JAMES NORMAN PEASE, JR., FAIA (1921-2009)

Pease was born in Charlotte. He attended the public schools of Charlotte and Scarsdale NY before graduating from Charlotte Central High School in 1939. He studied architecture at North Carolina State University. Pease was in a terrible car wreck where his good friend was killed. Pease transferred away from NCSU and graduated from Auburn University with a BA degree in architecture.

Pease joined his father's architectural firm and soon replaced Beaux Arts-trained James Stenhouse as chief designer.

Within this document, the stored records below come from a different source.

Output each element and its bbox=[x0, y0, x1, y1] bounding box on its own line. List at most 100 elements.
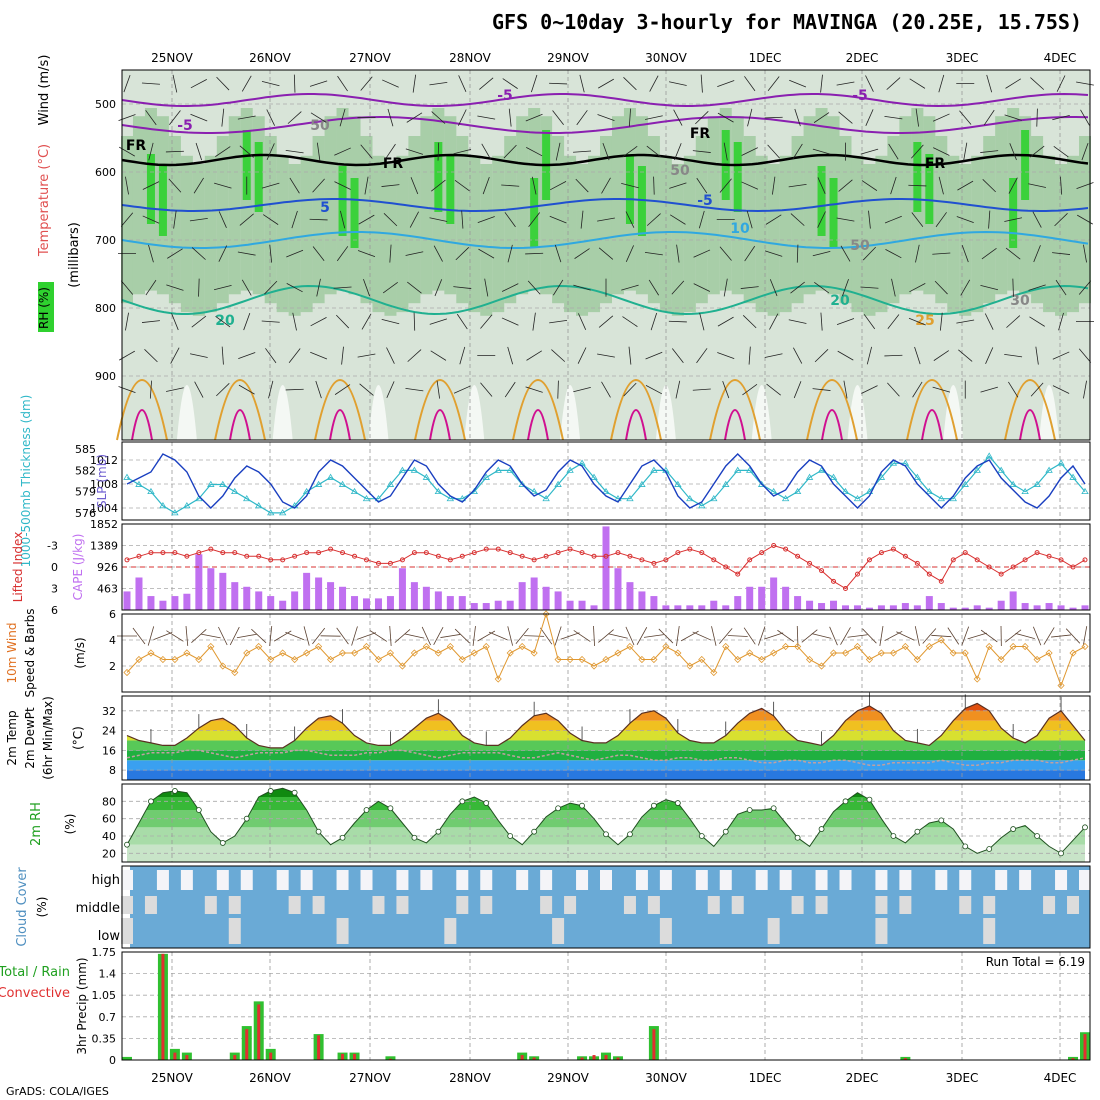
rh2m-point bbox=[794, 834, 801, 841]
dewpt2m-label: 2m DewPt bbox=[23, 707, 37, 769]
upper-wind-barb bbox=[747, 108, 753, 127]
cloud-clear-high bbox=[815, 870, 828, 890]
temp2m-frame bbox=[121, 695, 1091, 781]
rh-band bbox=[611, 116, 624, 295]
upper-wind-barb bbox=[289, 177, 300, 194]
precip-convective-bar bbox=[903, 1058, 907, 1060]
wind10-point bbox=[350, 649, 359, 657]
wind10-point bbox=[207, 642, 215, 651]
x-tick-label-top: 28NOV bbox=[449, 51, 491, 65]
thickness-point bbox=[805, 473, 814, 480]
li-point bbox=[531, 557, 537, 563]
upper-wind-barb bbox=[410, 177, 419, 195]
thickness-point bbox=[219, 480, 227, 487]
upper-temp-label: Temperature (°C) bbox=[37, 144, 52, 257]
thickness-point bbox=[135, 480, 143, 487]
rh2m-point bbox=[842, 798, 849, 805]
wind10-barb bbox=[229, 626, 240, 646]
cape-bar bbox=[590, 605, 598, 610]
upper-wind-barb bbox=[285, 149, 304, 154]
upper-rh-label: RH (%) bbox=[37, 287, 51, 329]
contour-label: FR bbox=[126, 138, 147, 154]
rh-band-high bbox=[446, 154, 455, 224]
upper-wind-barb bbox=[814, 349, 829, 363]
upper-wind-barb bbox=[673, 109, 683, 126]
wind10-point bbox=[901, 642, 909, 651]
cloud-clear-high bbox=[456, 870, 469, 890]
rh-band bbox=[851, 155, 864, 313]
cloud-clear-low bbox=[444, 918, 457, 944]
rh-band-high bbox=[530, 178, 539, 248]
li-point bbox=[555, 550, 561, 556]
thickness-point bbox=[853, 494, 862, 502]
contour-label: 30 bbox=[1010, 293, 1030, 309]
precip-convective-label: Convective bbox=[0, 986, 70, 1001]
wind10-point bbox=[614, 649, 622, 657]
thickness-point bbox=[278, 509, 287, 516]
wind10-point bbox=[458, 655, 466, 664]
precip-convective-bar bbox=[388, 1058, 392, 1060]
upper-wind-barb bbox=[409, 211, 419, 228]
precip-total-label: Total / Rain bbox=[0, 965, 70, 980]
cape-bar bbox=[602, 526, 610, 610]
upper-wind-barb bbox=[285, 388, 304, 391]
li-point bbox=[172, 550, 178, 556]
upper-wind-barb bbox=[454, 179, 470, 192]
upper-wind-barb bbox=[1076, 182, 1094, 190]
upper-wind-barb bbox=[437, 142, 440, 161]
li-point bbox=[603, 553, 609, 559]
cloud-clear-middle bbox=[815, 896, 828, 914]
wind10-barb bbox=[1015, 633, 1035, 639]
rh-band bbox=[396, 155, 409, 313]
rh-band bbox=[127, 797, 1085, 810]
upper-wind-barb bbox=[239, 145, 254, 158]
upper-wind-barb bbox=[980, 285, 999, 291]
cape-bar bbox=[135, 577, 143, 610]
temp-contour-5 bbox=[121, 198, 1089, 213]
wind10-point bbox=[710, 668, 718, 677]
li-tick-label: 3 bbox=[51, 583, 58, 596]
upper-wind-barb bbox=[625, 211, 635, 228]
contour-label: 50 bbox=[310, 118, 330, 134]
upper-wind-barb bbox=[958, 349, 973, 362]
temp-tick-label: 16 bbox=[102, 744, 116, 757]
upper-wind-barb bbox=[387, 108, 394, 127]
rh-band bbox=[1043, 155, 1056, 313]
page-title: GFS 0~10day 3-hourly for MAVINGA (20.25E… bbox=[491, 10, 1082, 34]
cloud-clear-high bbox=[240, 870, 253, 890]
upper-wind-barb bbox=[406, 112, 423, 123]
upper-wind-barb bbox=[796, 244, 799, 263]
upper-wind-barb bbox=[887, 382, 900, 397]
wind10-point bbox=[794, 642, 802, 651]
upper-wind-barb bbox=[145, 279, 157, 296]
wind10-barb bbox=[389, 625, 392, 647]
thickness-point bbox=[159, 502, 167, 509]
temp-contour-30 bbox=[821, 409, 843, 441]
upper-wind-barb bbox=[574, 248, 590, 259]
temp-contour-25 bbox=[806, 379, 858, 441]
x-tick-label-top: 25NOV bbox=[151, 51, 193, 65]
upper-wind-barb bbox=[457, 109, 467, 126]
cloud-clear-high bbox=[839, 870, 852, 890]
cloud-clear-high bbox=[719, 870, 732, 890]
upper-wind-barb bbox=[530, 74, 538, 93]
precip-axis-label: 3hr Precip (mm) bbox=[75, 957, 89, 1054]
wind10-point bbox=[925, 642, 933, 651]
cloud-clear-middle bbox=[228, 896, 241, 914]
rh-dry-dome bbox=[655, 385, 676, 440]
upper-wind-barb bbox=[549, 181, 567, 191]
upper-wind-barb bbox=[461, 210, 464, 229]
rh-dry-dome bbox=[943, 385, 964, 440]
upper-wind-barb bbox=[528, 212, 541, 227]
upper-wind-barb bbox=[501, 184, 520, 187]
upper-wind-barb bbox=[645, 351, 663, 360]
upper-wind-barb bbox=[788, 183, 807, 188]
precip-total-bar bbox=[122, 1056, 132, 1060]
wind10-point bbox=[542, 610, 550, 618]
temp-contour-30 bbox=[527, 409, 549, 441]
wind10-barb bbox=[540, 627, 553, 645]
upper-wind-barb bbox=[866, 346, 873, 365]
thickness-point bbox=[1009, 480, 1017, 487]
upper-wind-barb bbox=[984, 313, 994, 330]
rh2m-point bbox=[1010, 826, 1017, 832]
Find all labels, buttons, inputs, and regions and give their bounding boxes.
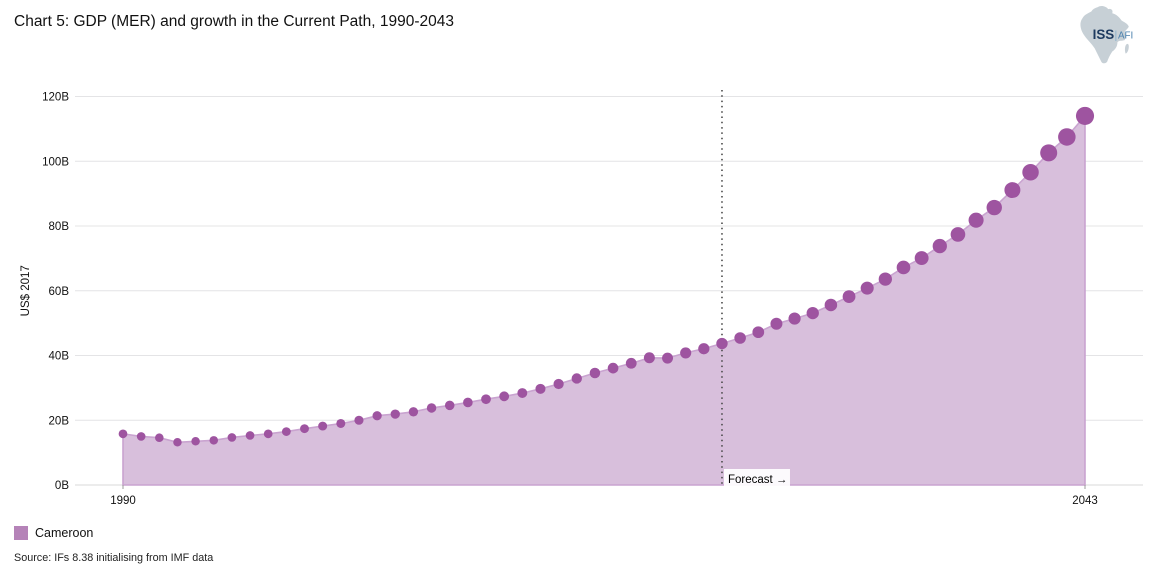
data-point-2041[interactable]	[1040, 144, 1058, 162]
madagascar-icon	[1124, 43, 1129, 54]
data-point-1998[interactable]	[263, 429, 273, 439]
data-point-2017[interactable]	[607, 362, 619, 374]
y-tick-label: 120B	[42, 92, 69, 104]
data-point-1991[interactable]	[136, 432, 146, 441]
data-point-2029[interactable]	[824, 298, 838, 312]
data-point-2034[interactable]	[914, 251, 929, 266]
x-tick-label: 2043	[1072, 495, 1098, 507]
data-point-2002[interactable]	[336, 418, 346, 428]
data-point-2033[interactable]	[896, 260, 911, 275]
data-point-2022[interactable]	[698, 343, 710, 355]
data-point-2035[interactable]	[932, 238, 947, 254]
data-point-2006[interactable]	[408, 407, 419, 417]
data-point-2032[interactable]	[878, 272, 892, 286]
legend-swatch-cameroon	[14, 526, 28, 540]
y-tick-label: 80B	[49, 221, 70, 233]
data-point-2037[interactable]	[968, 212, 984, 228]
data-point-2008[interactable]	[444, 400, 455, 411]
data-point-2012[interactable]	[517, 388, 528, 399]
data-point-2007[interactable]	[426, 403, 437, 413]
forecast-label: Forecast →	[728, 474, 787, 486]
data-point-2043[interactable]	[1075, 106, 1095, 125]
data-point-2010[interactable]	[481, 394, 491, 405]
data-point-1999[interactable]	[281, 427, 291, 436]
y-tick-label: 60B	[49, 286, 70, 298]
data-point-1996[interactable]	[227, 433, 237, 442]
source-note: Source: IFs 8.38 initialising from IMF d…	[14, 552, 214, 564]
data-point-2038[interactable]	[986, 199, 1002, 216]
y-tick-label: 40B	[49, 351, 70, 363]
logo-iss-text: ISS	[1093, 27, 1115, 42]
legend: Cameroon	[14, 526, 93, 540]
data-point-2013[interactable]	[535, 383, 546, 394]
legend-label-cameroon: Cameroon	[35, 526, 94, 540]
data-point-2004[interactable]	[372, 411, 382, 421]
africa-map-icon	[1080, 6, 1129, 64]
data-point-2000[interactable]	[300, 424, 309, 434]
data-point-2021[interactable]	[680, 347, 692, 359]
data-point-2016[interactable]	[589, 367, 601, 379]
logo-afi-text: AFI	[1118, 31, 1133, 42]
x-tick-label: 1990	[110, 495, 136, 507]
y-axis-title: US$ 2017	[20, 265, 32, 316]
chart-title: Chart 5: GDP (MER) and growth in the Cur…	[14, 13, 454, 30]
data-point-2028[interactable]	[806, 306, 819, 320]
data-point-2001[interactable]	[318, 421, 328, 431]
y-tick-label: 100B	[42, 156, 69, 168]
data-point-2020[interactable]	[662, 352, 674, 364]
data-point-2024[interactable]	[734, 332, 746, 344]
data-point-2009[interactable]	[463, 397, 473, 408]
data-point-2040[interactable]	[1022, 164, 1039, 181]
data-point-2023[interactable]	[716, 337, 728, 350]
y-tick-label: 0B	[55, 480, 69, 492]
data-point-1992[interactable]	[155, 433, 164, 443]
data-point-2019[interactable]	[643, 352, 655, 364]
y-tick-label: 20B	[49, 415, 70, 427]
logo-divider: |	[1114, 30, 1117, 42]
data-point-1995[interactable]	[209, 436, 219, 445]
data-point-2011[interactable]	[499, 391, 510, 402]
iss-afi-logo: ISS | AFI	[1064, 4, 1144, 66]
data-point-2025[interactable]	[752, 326, 765, 339]
data-point-1993[interactable]	[173, 438, 182, 447]
data-point-2005[interactable]	[390, 409, 400, 419]
data-point-1990[interactable]	[118, 429, 128, 439]
data-point-1997[interactable]	[245, 431, 255, 440]
data-point-2027[interactable]	[788, 312, 801, 325]
forecast-label-box	[723, 469, 790, 488]
data-point-2030[interactable]	[842, 290, 856, 303]
data-point-2026[interactable]	[770, 317, 783, 330]
data-point-2039[interactable]	[1004, 182, 1021, 199]
data-point-2031[interactable]	[860, 281, 874, 295]
data-point-2014[interactable]	[553, 378, 564, 390]
data-point-2042[interactable]	[1058, 128, 1076, 146]
data-point-2036[interactable]	[950, 227, 966, 242]
data-point-2003[interactable]	[354, 415, 364, 425]
data-point-1994[interactable]	[191, 437, 200, 446]
data-point-2015[interactable]	[571, 373, 582, 384]
data-point-2018[interactable]	[625, 357, 637, 369]
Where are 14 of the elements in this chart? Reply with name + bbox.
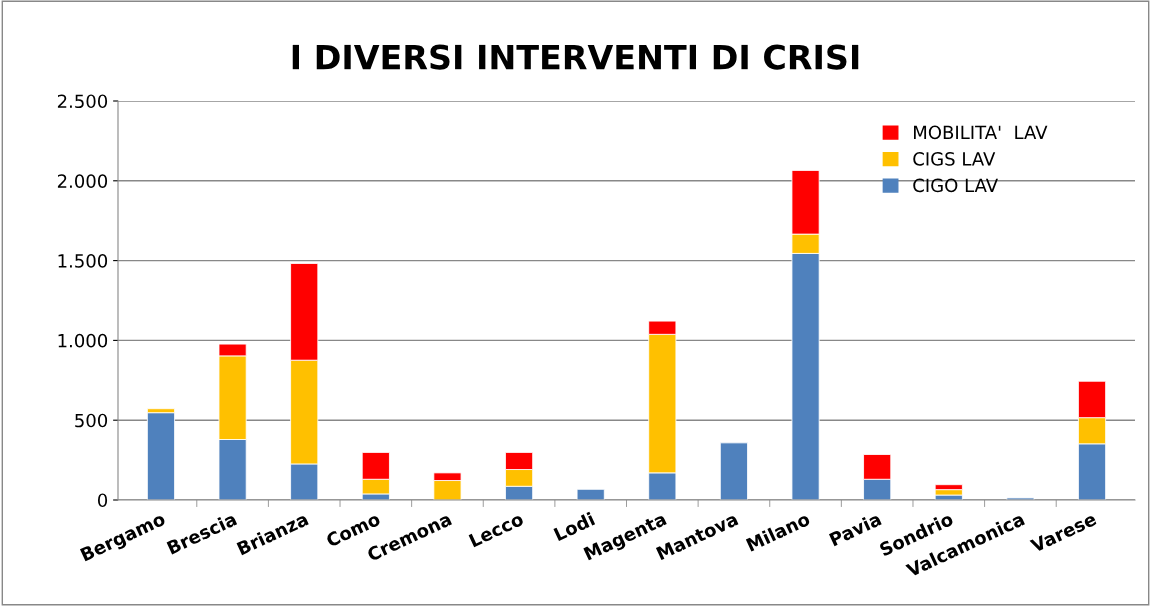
y-tick-label: 1.500 [58, 254, 108, 268]
chart-title: I DIVERSI INTERVENTI DI CRISI [292, 44, 859, 70]
bar [146, 412, 175, 500]
y-tick-label: 1.000 [58, 333, 108, 348]
bar [576, 488, 605, 500]
y-tick-label: 500 [75, 413, 108, 428]
y-tick-label: 0 [97, 493, 108, 508]
legend-label: CIGS LAV [913, 152, 996, 166]
y-tick-label: 2.000 [57, 174, 108, 188]
bar [719, 442, 748, 500]
legend-label: CIGO LAV [913, 178, 998, 193]
y-tick-label: 2.500 [57, 94, 108, 109]
x-tick-label: Pavia [828, 511, 882, 547]
legend-label: MOBILITA' LAV [914, 125, 1048, 140]
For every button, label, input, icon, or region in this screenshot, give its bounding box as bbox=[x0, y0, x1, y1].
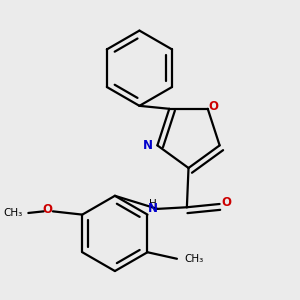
Text: N: N bbox=[148, 202, 158, 215]
Text: O: O bbox=[42, 203, 52, 216]
Text: N: N bbox=[143, 139, 153, 152]
Text: CH₃: CH₃ bbox=[184, 254, 203, 264]
Text: O: O bbox=[208, 100, 219, 113]
Text: O: O bbox=[222, 196, 232, 209]
Text: H: H bbox=[148, 199, 156, 209]
Text: CH₃: CH₃ bbox=[3, 208, 22, 218]
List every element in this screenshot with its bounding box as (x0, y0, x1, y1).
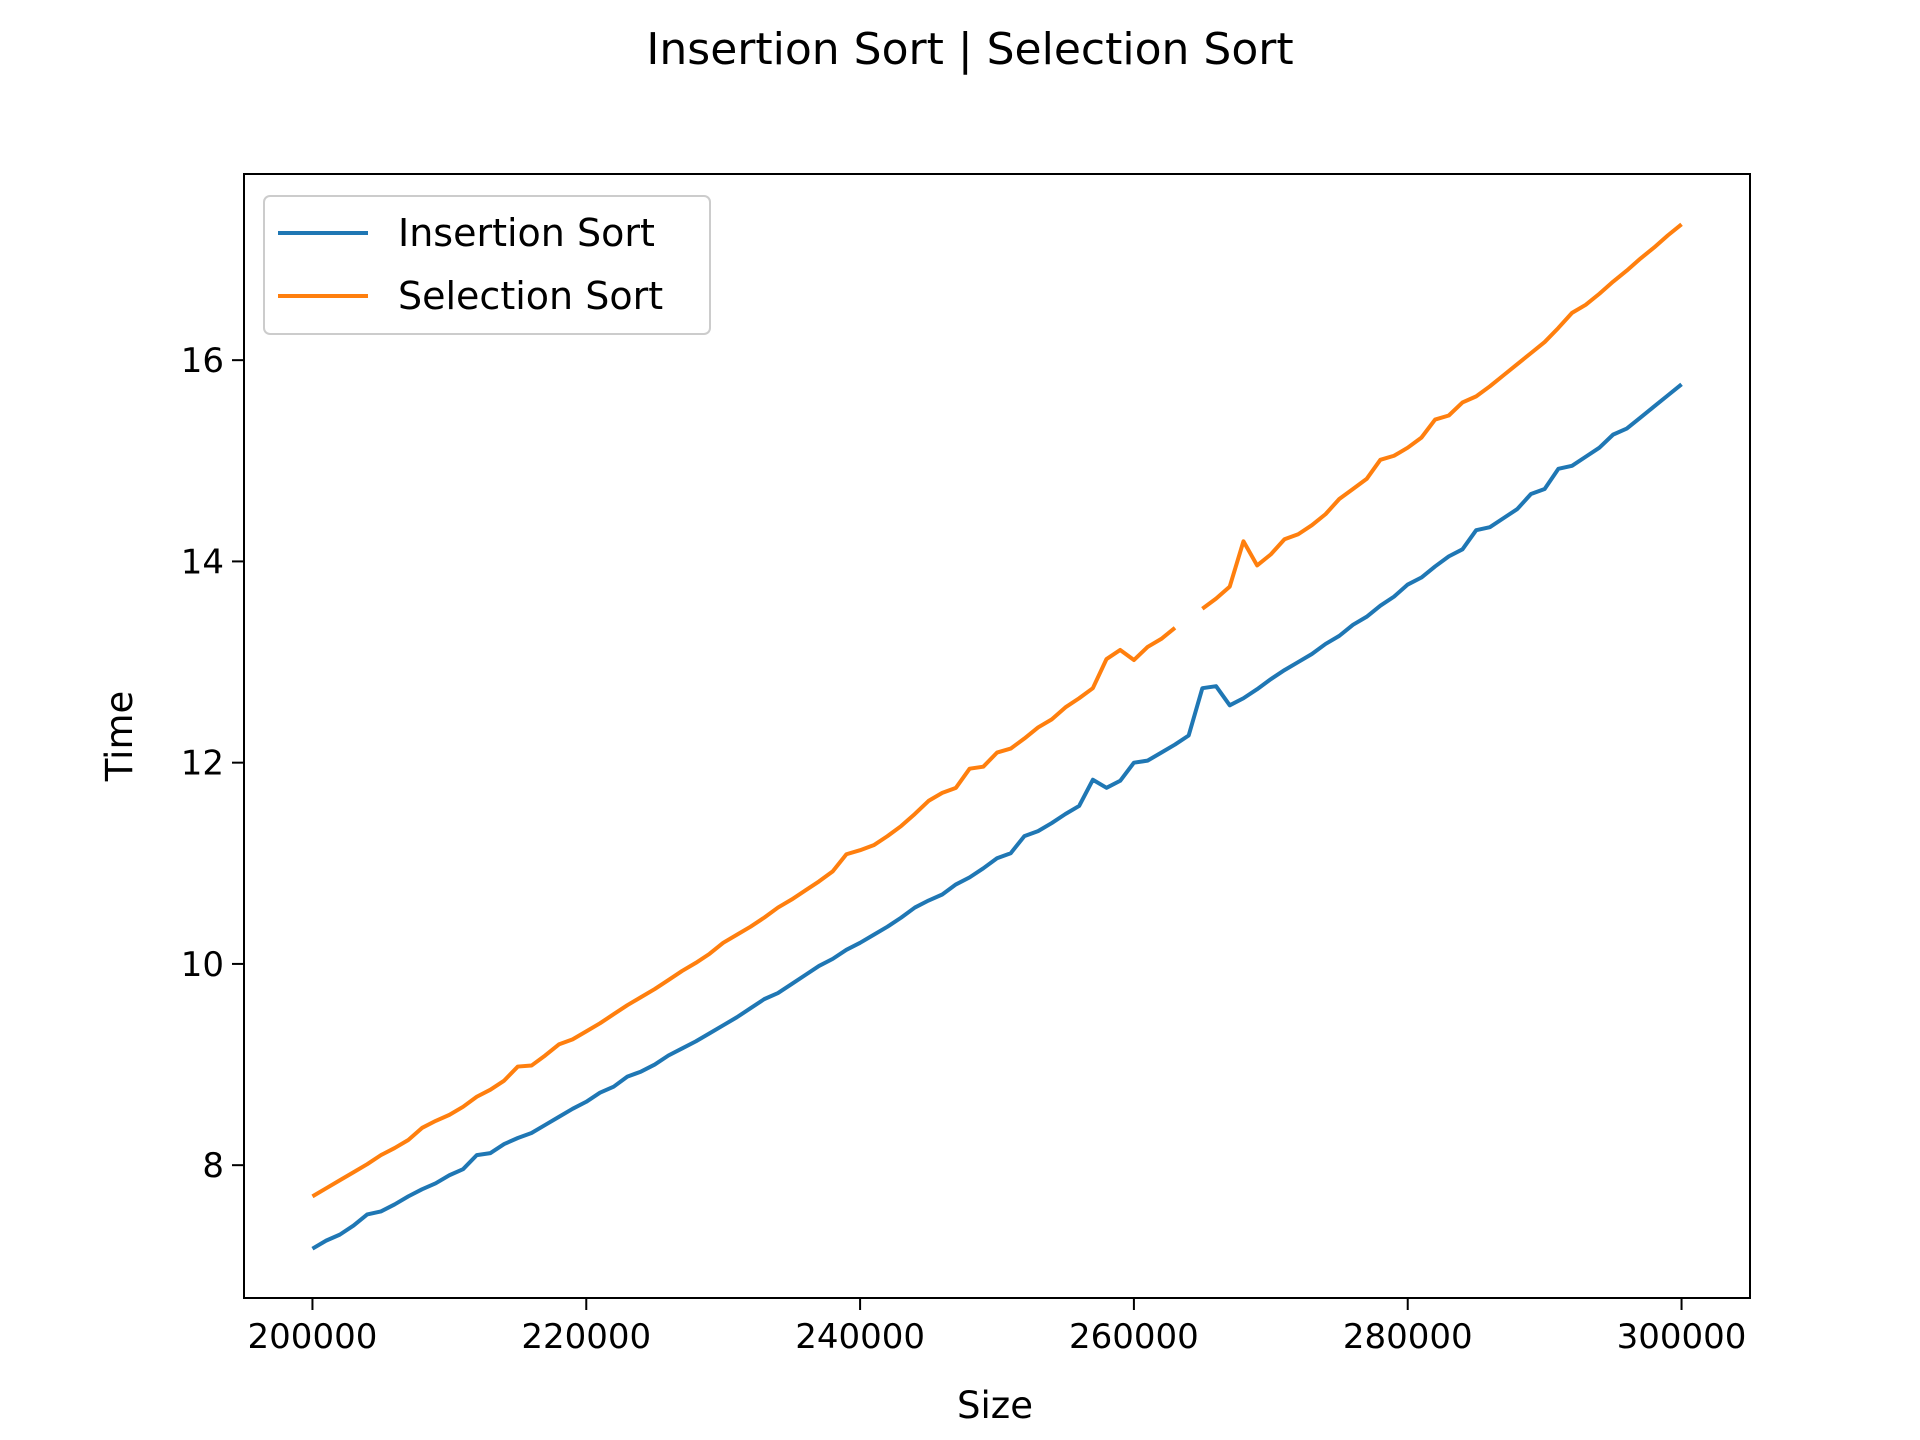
x-tick-label-3: 260000 (1069, 1317, 1199, 1357)
y-tick-label-1: 10 (181, 945, 224, 985)
legend: Insertion Sort Selection Sort (263, 195, 711, 335)
y-axis-label: Time (98, 691, 141, 783)
y-tick-label-2: 12 (181, 744, 224, 784)
series-line-0 (311, 382, 1683, 1251)
plot-area (243, 173, 1751, 1299)
x-tick-label-4: 280000 (1343, 1317, 1473, 1357)
x-tick-label-1: 220000 (521, 1317, 651, 1357)
x-axis: 200000 220000 240000 260000 280000 300000 (248, 1298, 1747, 1357)
series-line-1 (311, 222, 1683, 1199)
y-tick-label-0: 8 (202, 1146, 224, 1186)
series-line-0-segment-0 (311, 382, 1683, 1251)
x-tick-label-5: 300000 (1617, 1317, 1747, 1357)
series-line-1-segment-1 (1201, 222, 1683, 611)
x-tick-label-0: 200000 (248, 1317, 378, 1357)
legend-box (263, 195, 711, 335)
chart-title: Insertion Sort | Selection Sort (646, 24, 1293, 75)
plot-frame (243, 173, 1751, 1299)
legend-label-1: Selection Sort (398, 274, 663, 318)
x-tick-label-2: 240000 (795, 1317, 925, 1357)
y-tick-label-3: 14 (181, 542, 224, 582)
y-axis: 8 10 12 14 16 (181, 341, 244, 1186)
y-tick-label-4: 16 (181, 341, 224, 381)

Pease ultimately rose to become president in 1976. He designed or directed many Charlotte buildings including the First Union Tower, Charlotte Mecklenburg Government Center, Charlotte Observer Building, Duke Power Computer Center. In the Triangle, projects included the North Carolina Center for Public Television plus ten projects on the UNC-Chapel Hill campus.

Pease served as president of the Charlotte AIA and was AIANC president in 1969. He successfully led a six-year effort to build a second design school in North Carolina, the School of Architecture at UNC Charlotte. In 1988, he received the very first Kamphoefner Prize for his Modernist commercial designs.

According to Joel Stegall, who worked for Pease from 1948-1990, he did not design any houses.


Sources include: John Duncan, Galen Bolin, Pease Archives at the UNC Charlotte J. Murrey Atkins Library.